I had a chance to take advantage of cheap fares and Tuesday I left for a short trip to London along with brewers Shaun O’Sullivan (21st Amendment) and Christian Kazakoff (Triple Rock) and beer fans Motor and Thomas. Because of the time change, our flight was effectively a red eye and we arrived in the U.K. the following morning around seven in the morning. We had no specific plans for the day, apart from some drinking and trying to stay awake as long as possible in order to fight our jet lag.
London had received a rare bit of snow and our tube ride in from the airport was a winter wonderland.
The snow was so unexpected, there were still flowers in the parks.
Christian, Shaun, me and Motor in the lobby of our hotel in Russell Square.
We went for a walk down to the Borough Market and tried a brewpib there, the Brew Wharf Yard. They only had one house beer on, the Wharf Rebel, which was, I’m sorry to say, very dissapointing. But they did have all of the Meantime beers and a good selection of imported Belgian and American beers.

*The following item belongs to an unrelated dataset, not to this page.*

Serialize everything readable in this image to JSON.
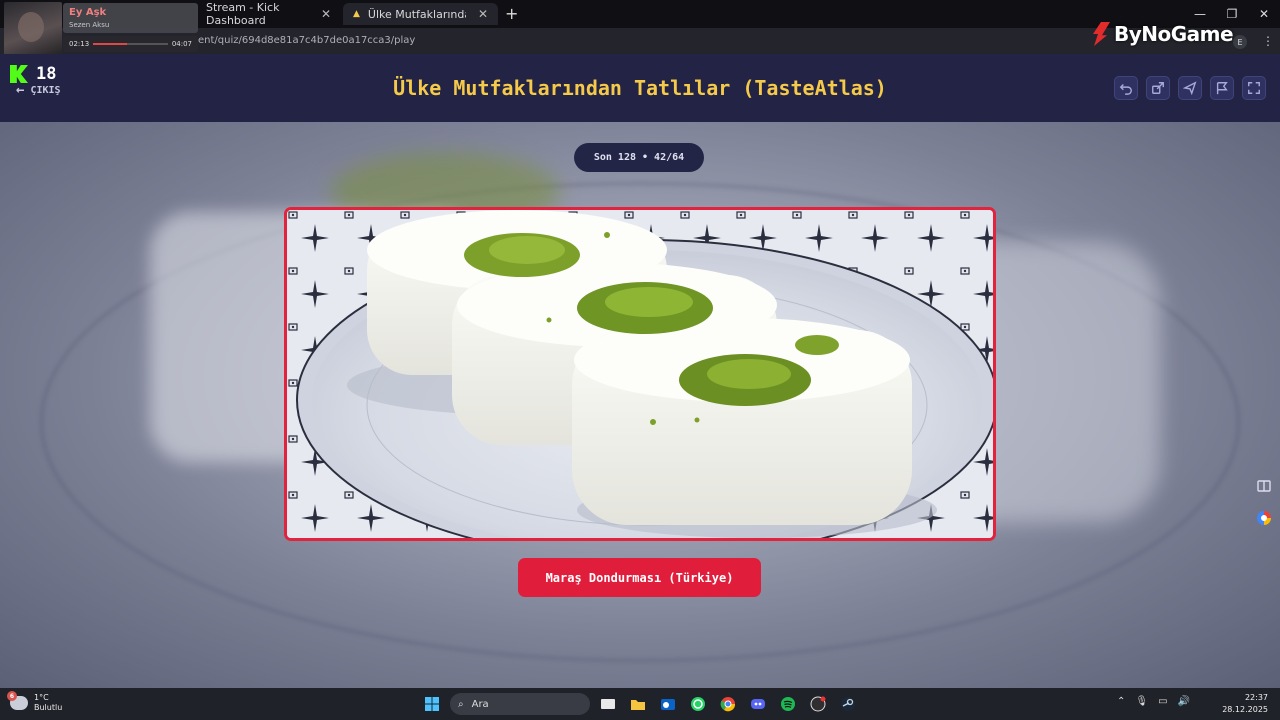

The Anchor pub next to the Thames was a bit of a tourist bar but in a great location and with a decent selection.
By far the best pub in the area was the Market Porter, which had great atmosphere and an even better beer selection.
Though ridicuously the Market Porter also carried Guinness Extra Cold, whatever that means. Actually, according to the Guinness website:
Using the same classic recipe as Guinness Draught, Guinness Draught Extra Cold passes through our Coldflow supercooler en route to the bar. The result is a GUINNESS® Draught that’s served 3°C cooler. With an initial malt and caramel flavour, cooler Guinness Draught Extra Cold finishes with less bitterness than classic Guinness Draught beer. Chilly, isn’t it?
Guinness Draught Extra Cold is best served at around 3.5°C (38.3°F) — that’s 2.5°C (4.5°F) or so colder than Guinness Draught.
We did our own taste test of Guinness vs. Guinness Extra Cold — GEC is in the foreground. Not surprisingly, there was absolutely no difference. As suspected, it was merely a marketing gimmick.
Next, it was off to the Tate Modern, which was only a short walk away.
The highlight was probably the The Unilever Series by Carsten Höller. It was a series of amazing slides that you take from the second, third and even the fifth floor.
The slides wind around a central pole.
There’s solid on the bottom half but glass on the upper half so you can see where you’re going.
You sit on and put your feet into a canvas towel to ride down the tube. Here Shaun O’Sullivan enters the fifth floor slide.
Shaun crosses his arms and lets go.
Here Christian Kazakoff somes out at the bottom after his five-story ride.
A better look at the canvas towel as Christian dismounts the slide.
Afterwards, we went to the Blackfriar, an absolutely beautiful pub steeped in ornate details and history.
An old sign out front.
Unfortunately, inside — though also quite ornate and stunningly beautiful — it smelled of sulfur and sewage, as if the pipes had recently backed up. The people inside either didn’t seem to notice or had grown used to it. But none of us could stay inside for very long and so we kept moving.
We had a late lunch at the Lamb, near our hotel. The beer was decent, but the food could have been better. Overall, it was a little disappointing to see that most pubs looked great outside and in, but carried a somewhat narrow range of beers that differed only according to what pub company owned them. There were very few true free houses. And while I might argue that their beers, and especially the popular ones, were still real ales and much better overall then the beers that dominate our bars, there was still a lack of diversity found in many average Bay Area bars.
For the rest of the evening, we walked from pub to pub in an effort to stay up as long as possible. We had a pint at the Lamb & Flag and Ye Grapes before ending up at the White Horse for the rest of the evening.